- Onondaga Location within the state of Michigan Onondaga Location within the United States
- Coordinates: 42°26′39″N 84°33′44″W﻿ / ﻿42.44417°N 84.56222°W
- Country: United States
- State: Michigan
- County: Ingham
- Township: Onondaga
- Settled: 1870
- Elevation: 902 ft (275 m)
- Time zone: UTC-5 (Eastern (EST))
- • Summer (DST): UTC-4 (EDT)
- ZIP code(s): 49264
- Area code: 517
- GNIS feature ID: 634074

= Onondaga, Michigan =

Onondaga is an unincorporated community in the U.S. state of Michigan. The community is located within Onondaga Township in Ingham County.

As an unincorporated community, Onondaga has no legally defined boundaries or population statistics of its own but does have its own post office with the 49264 ZIP Code. The Onondaga 49264 ZIP Code serves the majority of the township, as well as smaller areas in Hamlin Township to the west and Tompkins Township to the south.

The community is centered along the Grand River approximately 20 mi south of Lansing and 15 mi northwest of Jackson.

==History==

European-American settlement began in the mid-19th century, with most migrants coming from New England and New York. The township and community were named after the Haudenosaunee nation of Onondaga, historically based in New York.

A post office was first established at the place about 1844, with Perez Howland as the first postmaster. In 1847, Perez Howland built a grocery. A post office was operated from the grocery. Cyrus Baldwin subsequently purchased the building and converted it into the "Onondaga Hotel".

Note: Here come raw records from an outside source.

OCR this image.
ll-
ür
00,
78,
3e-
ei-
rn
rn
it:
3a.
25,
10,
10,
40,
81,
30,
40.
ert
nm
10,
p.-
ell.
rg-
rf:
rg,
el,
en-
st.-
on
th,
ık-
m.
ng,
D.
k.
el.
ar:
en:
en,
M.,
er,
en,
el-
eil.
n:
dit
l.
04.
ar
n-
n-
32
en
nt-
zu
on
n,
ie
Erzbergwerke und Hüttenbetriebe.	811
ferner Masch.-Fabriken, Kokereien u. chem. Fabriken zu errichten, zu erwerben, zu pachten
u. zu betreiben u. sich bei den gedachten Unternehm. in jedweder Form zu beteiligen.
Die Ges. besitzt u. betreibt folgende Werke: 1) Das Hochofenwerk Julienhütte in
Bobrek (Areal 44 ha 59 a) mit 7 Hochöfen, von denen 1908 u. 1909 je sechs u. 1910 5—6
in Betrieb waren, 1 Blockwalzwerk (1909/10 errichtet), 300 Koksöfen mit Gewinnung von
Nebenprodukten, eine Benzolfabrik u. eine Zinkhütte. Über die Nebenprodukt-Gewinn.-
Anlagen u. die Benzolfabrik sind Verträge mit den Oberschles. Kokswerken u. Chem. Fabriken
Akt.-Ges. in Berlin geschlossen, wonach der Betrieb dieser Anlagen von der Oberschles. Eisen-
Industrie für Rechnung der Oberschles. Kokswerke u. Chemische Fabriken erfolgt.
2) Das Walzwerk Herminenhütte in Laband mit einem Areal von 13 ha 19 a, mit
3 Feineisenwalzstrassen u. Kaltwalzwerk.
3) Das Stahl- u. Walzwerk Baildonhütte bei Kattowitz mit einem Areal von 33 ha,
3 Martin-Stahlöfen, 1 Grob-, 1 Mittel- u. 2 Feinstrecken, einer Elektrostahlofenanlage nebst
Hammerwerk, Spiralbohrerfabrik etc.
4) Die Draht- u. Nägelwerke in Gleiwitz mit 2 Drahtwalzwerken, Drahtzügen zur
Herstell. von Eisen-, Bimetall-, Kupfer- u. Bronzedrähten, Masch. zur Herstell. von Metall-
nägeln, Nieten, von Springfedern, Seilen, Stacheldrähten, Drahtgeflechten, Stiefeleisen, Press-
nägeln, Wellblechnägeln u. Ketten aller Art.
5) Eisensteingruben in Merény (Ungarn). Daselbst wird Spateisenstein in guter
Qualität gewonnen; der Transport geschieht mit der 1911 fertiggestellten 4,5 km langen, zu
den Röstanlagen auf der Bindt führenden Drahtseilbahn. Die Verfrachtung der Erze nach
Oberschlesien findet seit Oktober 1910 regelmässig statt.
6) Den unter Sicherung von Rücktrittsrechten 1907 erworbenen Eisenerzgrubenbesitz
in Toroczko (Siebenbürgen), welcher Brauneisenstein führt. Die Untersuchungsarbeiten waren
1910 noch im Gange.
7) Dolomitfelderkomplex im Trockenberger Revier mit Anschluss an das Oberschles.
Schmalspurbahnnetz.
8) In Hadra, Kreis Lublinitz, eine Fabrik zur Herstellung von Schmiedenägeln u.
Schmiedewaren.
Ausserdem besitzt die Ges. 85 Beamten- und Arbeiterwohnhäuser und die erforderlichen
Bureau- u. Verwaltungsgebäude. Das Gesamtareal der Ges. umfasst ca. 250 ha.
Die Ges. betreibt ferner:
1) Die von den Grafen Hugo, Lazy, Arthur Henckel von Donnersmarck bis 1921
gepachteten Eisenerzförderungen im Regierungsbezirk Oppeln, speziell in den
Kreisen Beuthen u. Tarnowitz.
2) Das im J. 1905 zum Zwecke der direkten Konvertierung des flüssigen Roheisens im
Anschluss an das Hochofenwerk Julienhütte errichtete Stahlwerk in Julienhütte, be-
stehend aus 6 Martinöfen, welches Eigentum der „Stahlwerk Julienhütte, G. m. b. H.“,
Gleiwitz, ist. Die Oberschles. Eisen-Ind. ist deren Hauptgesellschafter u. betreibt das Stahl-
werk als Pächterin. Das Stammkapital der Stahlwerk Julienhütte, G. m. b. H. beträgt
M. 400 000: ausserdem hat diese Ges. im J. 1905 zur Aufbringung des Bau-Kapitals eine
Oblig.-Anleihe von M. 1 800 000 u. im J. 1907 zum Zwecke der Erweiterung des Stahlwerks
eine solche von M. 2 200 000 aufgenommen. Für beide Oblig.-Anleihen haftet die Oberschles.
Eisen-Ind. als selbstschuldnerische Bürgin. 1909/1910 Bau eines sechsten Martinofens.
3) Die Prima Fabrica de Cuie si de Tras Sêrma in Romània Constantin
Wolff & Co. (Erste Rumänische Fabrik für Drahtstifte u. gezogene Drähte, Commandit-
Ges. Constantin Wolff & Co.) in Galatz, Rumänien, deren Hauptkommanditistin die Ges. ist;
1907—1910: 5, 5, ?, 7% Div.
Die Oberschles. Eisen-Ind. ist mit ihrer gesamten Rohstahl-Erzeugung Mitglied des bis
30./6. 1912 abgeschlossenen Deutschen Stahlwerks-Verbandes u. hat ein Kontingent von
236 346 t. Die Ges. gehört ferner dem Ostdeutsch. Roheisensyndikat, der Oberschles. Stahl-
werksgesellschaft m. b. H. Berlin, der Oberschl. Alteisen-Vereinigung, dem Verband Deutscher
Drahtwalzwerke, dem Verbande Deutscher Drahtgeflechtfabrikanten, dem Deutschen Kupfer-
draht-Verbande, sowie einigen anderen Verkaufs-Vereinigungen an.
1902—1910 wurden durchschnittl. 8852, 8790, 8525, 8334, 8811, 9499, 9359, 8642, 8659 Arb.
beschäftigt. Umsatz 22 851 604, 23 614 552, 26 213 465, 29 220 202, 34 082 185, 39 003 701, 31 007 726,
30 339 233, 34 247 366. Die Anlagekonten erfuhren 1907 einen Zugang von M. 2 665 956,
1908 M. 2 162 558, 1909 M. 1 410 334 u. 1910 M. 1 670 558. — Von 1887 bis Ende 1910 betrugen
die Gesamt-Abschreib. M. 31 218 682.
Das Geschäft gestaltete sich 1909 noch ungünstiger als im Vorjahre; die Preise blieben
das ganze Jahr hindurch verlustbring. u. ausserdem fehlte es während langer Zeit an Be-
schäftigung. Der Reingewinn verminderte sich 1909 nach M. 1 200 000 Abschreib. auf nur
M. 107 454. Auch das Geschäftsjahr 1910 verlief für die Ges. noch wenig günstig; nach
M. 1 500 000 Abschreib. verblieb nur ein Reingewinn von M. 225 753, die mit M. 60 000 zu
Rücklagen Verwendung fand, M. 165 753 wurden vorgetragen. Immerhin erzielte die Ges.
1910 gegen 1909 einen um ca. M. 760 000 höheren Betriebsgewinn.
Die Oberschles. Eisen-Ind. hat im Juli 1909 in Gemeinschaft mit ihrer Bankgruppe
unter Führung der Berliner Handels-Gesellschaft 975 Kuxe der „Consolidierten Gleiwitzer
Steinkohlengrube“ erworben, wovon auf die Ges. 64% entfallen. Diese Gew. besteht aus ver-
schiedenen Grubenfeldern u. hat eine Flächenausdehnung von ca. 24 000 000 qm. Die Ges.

The first store of any consequence in the place was established in 1867 by John Sherman. The European-American plat of the village of Onondaga was laid out by John Sherman and others, on July 13, 1870. Several buildings had previously been erected, but the place dates its permanent growth from this time.

It was also about that date that the Grand River Valley division of the Michigan Central Railroad was built through the town, which brought more settlers and businesses Sherman donated land for the depot.

The first church, called the First Congregational Church of Onondaga, was built in 1877.

Onondaga is the city of license for Lansing's NBC affiliate WILX-TV, and has its transmitter just west of the community.